川越市場の未来を考える ― 物流環境の変化と地域経済の要として
- 真史 倉嶋
- 8月7日
- 読了時間: 3分
はじめに
令和5年9月議会において、「卸売市場の今後について」一般質問を行いました。川越市は商業・工業・農業のバランスが取れた産業構造を持ち、埼玉県西部の経済をリードしてきました。古くは新河岸川の舟運、明治以降の鉄道、近年では圏央道の開通など、川越は歴史的に物流の拠点として発展してきました。
その中心的施設のひとつが「川越総合地方卸売市場(川越市場)」です。しかし、物流や流通環境の変化は著しく、仲卸業者や入場業者の減少、消費行動の多様化など、市場の役割が問われる時代になっています。
今回の質問では、以下の観点から現状と課題を整理し、今後の方向性を探りました。
1.川越市場の設立経緯と市の関わり
まず、市場の開設経緯と川越市の立ち位置を確認しました。
川越市場は、埼玉県卸売市場整備計画に基づき平成6年に開場
目的は「生鮮食料品の安定供給」と「生産者の安定的販路の確保」
川越市は約68.8%を出資する筆頭株主で、狭山市(9.2%)、坂戸市(5.5%)など計13株主で構成
行政と民間が出資する第三セクター市場であり、市場と市はあくまで別組織
この確認を通じて、市場運営は民間主導である一方、市としての関与は極めて大きいことを再認識しました。
2.川越市場の現状と課題
次に、市場の現状を整理しました。
仲卸業者の減少
青果仲卸業者は過去20年で8社→4社
水産仲卸業者は26社→9社(約3分の1)
後継者不足や流通量減少、仕入先の多様化が背景
市場業績と利用者動向
経営は毎期黒字を維持
一般開放「お客様感謝市」は消費者に好評だが、来場者は令和3年度以降減少傾向
利用者・業者の意見
一般開放を評価する声
一方で、業者からは「仕入業者と一般客のすみ分け」「鮮度やブランドの維持」への懸念もあり
私はこの状況を踏まえ、関係者のビジョンや方向性が十分に共有されていないことを大きな課題と認識しました。
3.川越市場の強みと可能性
川越市場には明確な強みがあります。
県内3か所のみの水産市場の一つ
関越道ICに近い地理的優位性
青果・水産・食肉・関連事業が集まる総合市場であること
しかし、この強みを十分に生かしきれていない現状も見えてきました。
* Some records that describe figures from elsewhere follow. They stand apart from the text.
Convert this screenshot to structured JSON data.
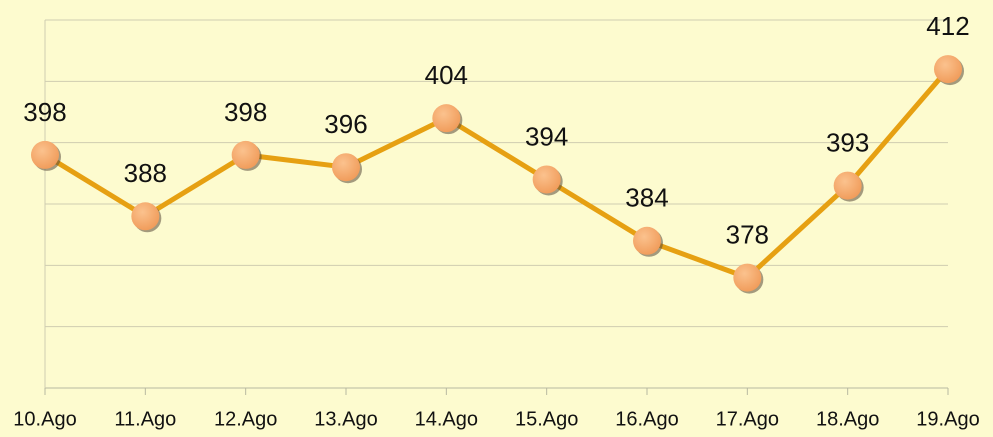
{
  "chart_data": {
    "type": "line",
    "categories": [
      "10.Ago",
      "11.Ago",
      "12.Ago",
      "13.Ago",
      "14.Ago",
      "15.Ago",
      "16.Ago",
      "17.Ago",
      "18.Ago",
      "19.Ago"
    ],
    "series": [
      {
        "color": "#e6a012",
        "values": [
          398,
          388,
          398,
          396,
          404,
          394,
          384,
          378,
          393,
          412
        ]
      }
    ],
    "ylim": [
      360,
      420
    ],
    "yticks": [
      360,
      370,
      380,
      390,
      400,
      410,
      420
    ],
    "grid": true
  }
}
観光資源としての期待、プロ向けブランド戦略、広域的な仕入拠点としての機能強化をどう両立させるかが鍵となります。
4.市場の未来に向けた提案
今回の質問を通して、私は以下の2点を強調しました。
ビジョンの共有と広域的な視点
市場の方向性を川越市の産業・観光ビジョンと連動させる
9市町の株主を含む広域連携で中長期の活性化策を進める
市場機能の強化と空き区画の有効活用
冷蔵・冷凍・衛生設備の整備で仲卸業者の生産性向上
見学ルート整備や一般客と業者のすみ分けでブランド価値を高める
千葉県の新生成田市場の事例に学び、物流変化に対応した市場づくりを進める
市場は、空き区画が生じた今こそ大きな転換点にあります。
まとめ
川越市場は、これまで30年間、地域の食を支えるインフラとして機能してきました。しかし、流通・消費・テクノロジーの変化により、求められる役割は大きく変わっています。
市場の強み(水産・総合市場・地理的優位)を生かす
広域的・中長期的なビジョンを関係者で共有する
空き区画を活用した機能強化により、新たな価値を創出する
これらを市としてしっかり後押しし、川越市場が地域経済と食文化を支える拠点であり続けるよう、私は今後も議会で提案と検証を続けてまいります。